There are 7 ZPIC zones.
Functions and Actions
ZPICs may take the following actions:
- Investigate for CMS administrative action or law enforcement referral
- Perform medical reviews
- Analyze data via CMS’ Fraud Prevention System
- Refer cases to law enforcement and the OIG, regardless of claim size or type
Operational Activities
ZPICs may:
- Request medical records and documentation
- Conduct interviews and onsite visits
- Identify need for prepayment or auto‐denial edits and refer them to the MAC
- Withhold payments
For healthcare providers in Atlanta, understanding these audit structures and procedures is critical to ensure compliance and avoid financial penalties.
Frequently Asked Questions
What is the main difference between MACs and RACs?
MACs (Medicare Administrative Contractors) handle day-to-day Medicare claims processing and provider education, while RACs (Recovery Audit Contractors) are tasked with identifying and correcting past improper payments through post-payment audits.

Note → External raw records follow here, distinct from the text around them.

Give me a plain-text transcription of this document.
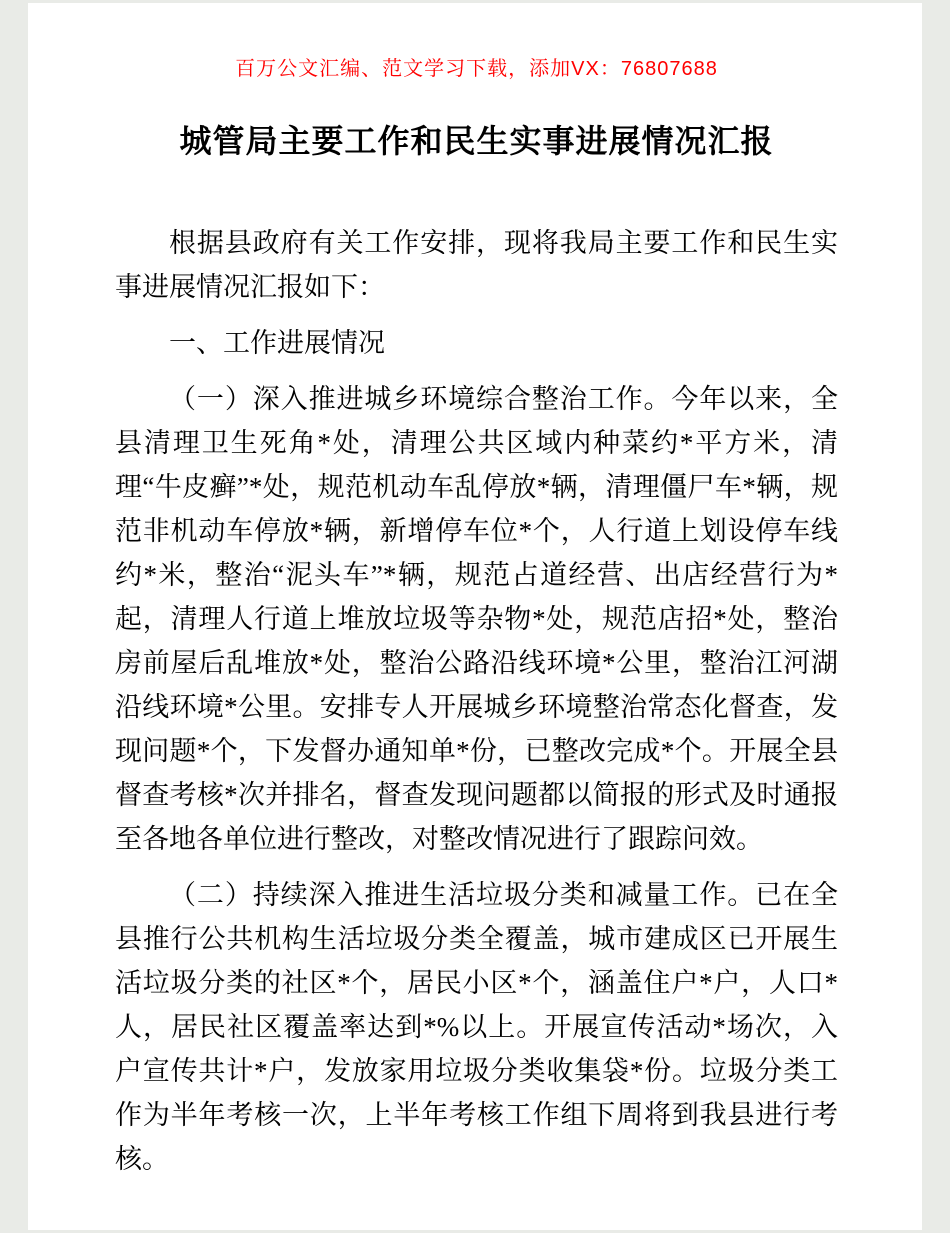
百万公文汇编、范文学习下载，添加VX：76807688
城管局主要工作和民生实事进展情况汇报

根据县政府有关工作安排，现将我局主要工作和民生实事进展情况汇报如下：

一、工作进展情况

（一）深入推进城乡环境综合整治工作。今年以来，全县清理卫生死角*处，清理公共区域内种菜约*平方米，清理“牛皮癣”*处，规范机动车乱停放*辆，清理僵尸车*辆，规范非机动车停放*辆，新增停车位*个，人行道上划设停车线约*米，整治“泥头车”*辆，规范占道经营、出店经营行为*起，清理人行道上堆放垃圾等杂物*处，规范店招*处，整治房前屋后乱堆放*处，整治公路沿线环境*公里，整治江河湖沿线环境*公里。安排专人开展城乡环境整治常态化督查，发现问题*个，下发督办通知单*份，已整改完成*个。开展全县督查考核*次并排名，督查发现问题都以简报的形式及时通报至各地各单位进行整改，对整改情况进行了跟踪问效。

（二）持续深入推进生活垃圾分类和减量工作。已在全县推行公共机构生活垃圾分类全覆盖，城市建成区已开展生活垃圾分类的社区*个，居民小区*个，涵盖住户*户，人口*人，居民社区覆盖率达到*%以上。开展宣传活动*场次，入户宣传共计*户，发放家用垃圾分类收集袋*份。垃圾分类工作为半年考核一次，上半年考核工作组下周将到我县进行考核。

Can RACs audit any Medicare claim?
Yes, RACs can review claims going back three years from the date of submission. These audits can be automated, semi-automated, or complex, depending on the documentation required.
What triggers a ZPIC investigation?
ZPICs (Zone Program Integrity Contractors) typically initiate investigations when they suspect fraud, waste, or abuse. This can result from data analysis, complaints, or patterns suggesting improper billing or claims.
How does the Progressive Corrective Action process work?
When providers are identified as “at risk,” MACs conduct probe reviews of 20–40 claims. Based on the error rate and financial impact, providers may face educational outreach, prepayment reviews, or referrals to enforcement agencies.
What is the significance of the transition from “pay and chase” to predictive modeling?
CMS moved from paying claims first and investigating later (“pay and chase”) to using predictive modeling and real-time data to detect and prevent fraudulent claims before payments are made, significantly enhancing fraud prevention.